Les éditions Albin Michel éditent alors son roman Batouala, dont la préface fustige la colonisation: «Civilisation, civilisation, orgueil des Européens, et leur charnier d’innocents […] Tu bâtis ton royaume sur des cadavres. Quoique tu veuilles, quoi que tu fasses, tu te meus dans le mensonge […] Tout ce que tu touches, tu le consumes…» Ces propos ont provoqué un véritable scandale, ce qui n’a pas empêché leur auteur de recevoir le prix Goncourt en 1921. René Maran rentre en France en 1923 où il poursuivra une carrière d’écrivain, de journaliste littéraire et radiophonique à Paris.
Son roman est né d’une observation ethnologique d’un village africain, en Oubangui-Chari, une région riche en caoutchouc et très peuplée.
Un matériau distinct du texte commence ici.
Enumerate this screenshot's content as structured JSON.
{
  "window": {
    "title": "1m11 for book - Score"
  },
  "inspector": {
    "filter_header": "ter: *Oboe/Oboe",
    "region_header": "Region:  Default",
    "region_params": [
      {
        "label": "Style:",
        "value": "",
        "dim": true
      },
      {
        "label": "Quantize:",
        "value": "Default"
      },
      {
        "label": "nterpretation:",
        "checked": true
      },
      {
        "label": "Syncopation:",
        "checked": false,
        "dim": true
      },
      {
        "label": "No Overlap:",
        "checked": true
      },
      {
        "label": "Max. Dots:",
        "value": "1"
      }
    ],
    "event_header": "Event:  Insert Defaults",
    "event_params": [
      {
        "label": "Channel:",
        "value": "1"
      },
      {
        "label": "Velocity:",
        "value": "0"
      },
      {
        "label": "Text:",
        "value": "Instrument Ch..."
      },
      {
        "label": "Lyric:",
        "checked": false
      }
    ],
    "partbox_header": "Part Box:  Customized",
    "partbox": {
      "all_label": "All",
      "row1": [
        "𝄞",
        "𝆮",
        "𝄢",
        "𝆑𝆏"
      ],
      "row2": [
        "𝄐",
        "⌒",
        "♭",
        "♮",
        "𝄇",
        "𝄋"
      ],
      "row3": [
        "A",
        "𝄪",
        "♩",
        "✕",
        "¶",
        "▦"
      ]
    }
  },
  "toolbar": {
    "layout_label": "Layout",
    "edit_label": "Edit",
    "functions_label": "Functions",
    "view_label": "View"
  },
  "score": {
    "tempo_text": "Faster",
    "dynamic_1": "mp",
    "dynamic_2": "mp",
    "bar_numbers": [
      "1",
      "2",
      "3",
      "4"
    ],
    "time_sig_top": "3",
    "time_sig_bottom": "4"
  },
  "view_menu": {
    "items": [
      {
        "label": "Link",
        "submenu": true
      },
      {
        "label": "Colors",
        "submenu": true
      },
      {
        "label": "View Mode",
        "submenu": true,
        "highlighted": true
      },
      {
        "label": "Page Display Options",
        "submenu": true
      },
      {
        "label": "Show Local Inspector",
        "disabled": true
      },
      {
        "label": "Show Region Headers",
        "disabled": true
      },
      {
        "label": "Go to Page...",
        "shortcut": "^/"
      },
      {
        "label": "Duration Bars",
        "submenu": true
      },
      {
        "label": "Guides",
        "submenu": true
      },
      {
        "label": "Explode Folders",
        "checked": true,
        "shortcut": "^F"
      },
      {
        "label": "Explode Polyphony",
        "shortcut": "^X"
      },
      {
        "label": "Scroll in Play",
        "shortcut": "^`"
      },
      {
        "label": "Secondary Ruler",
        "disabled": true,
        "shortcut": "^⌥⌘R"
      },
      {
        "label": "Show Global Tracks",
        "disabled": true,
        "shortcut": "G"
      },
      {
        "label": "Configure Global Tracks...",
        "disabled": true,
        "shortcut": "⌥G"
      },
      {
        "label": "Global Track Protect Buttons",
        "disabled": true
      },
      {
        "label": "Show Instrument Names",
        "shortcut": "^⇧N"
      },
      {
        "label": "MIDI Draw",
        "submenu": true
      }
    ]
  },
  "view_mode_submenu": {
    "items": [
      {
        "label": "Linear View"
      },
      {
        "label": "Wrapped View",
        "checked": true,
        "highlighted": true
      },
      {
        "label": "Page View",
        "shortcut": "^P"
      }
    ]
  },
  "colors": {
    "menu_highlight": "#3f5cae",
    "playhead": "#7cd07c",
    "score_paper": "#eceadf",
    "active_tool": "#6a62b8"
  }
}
Dans un langage succulent, il décrit les mœurs et coutumes locales d’un village et de son chef Batouala. On vibre dans la brousse avec les animaux et ses habitants. Ernest Hemingway écrira à ce sujet: «On hume les odeurs du village, on en partage les repas, on voit l’homme blanc tel que l’homme noir le voit, et après y avoir vécu, on y trouve la mort.» On assiste aussi aux fêtes, aux rites, à la chasse … jusqu’à la disparition totale du village et de ses habitants.
Liberté de penser et d’être … à savourer au moment où le prix Goncourt 2021 a été attribué à un Africain, Mohamed Mbougar Saar, pour son livre La secrète mémoire des hommes (coédition Philippe Rey et Jimsaan).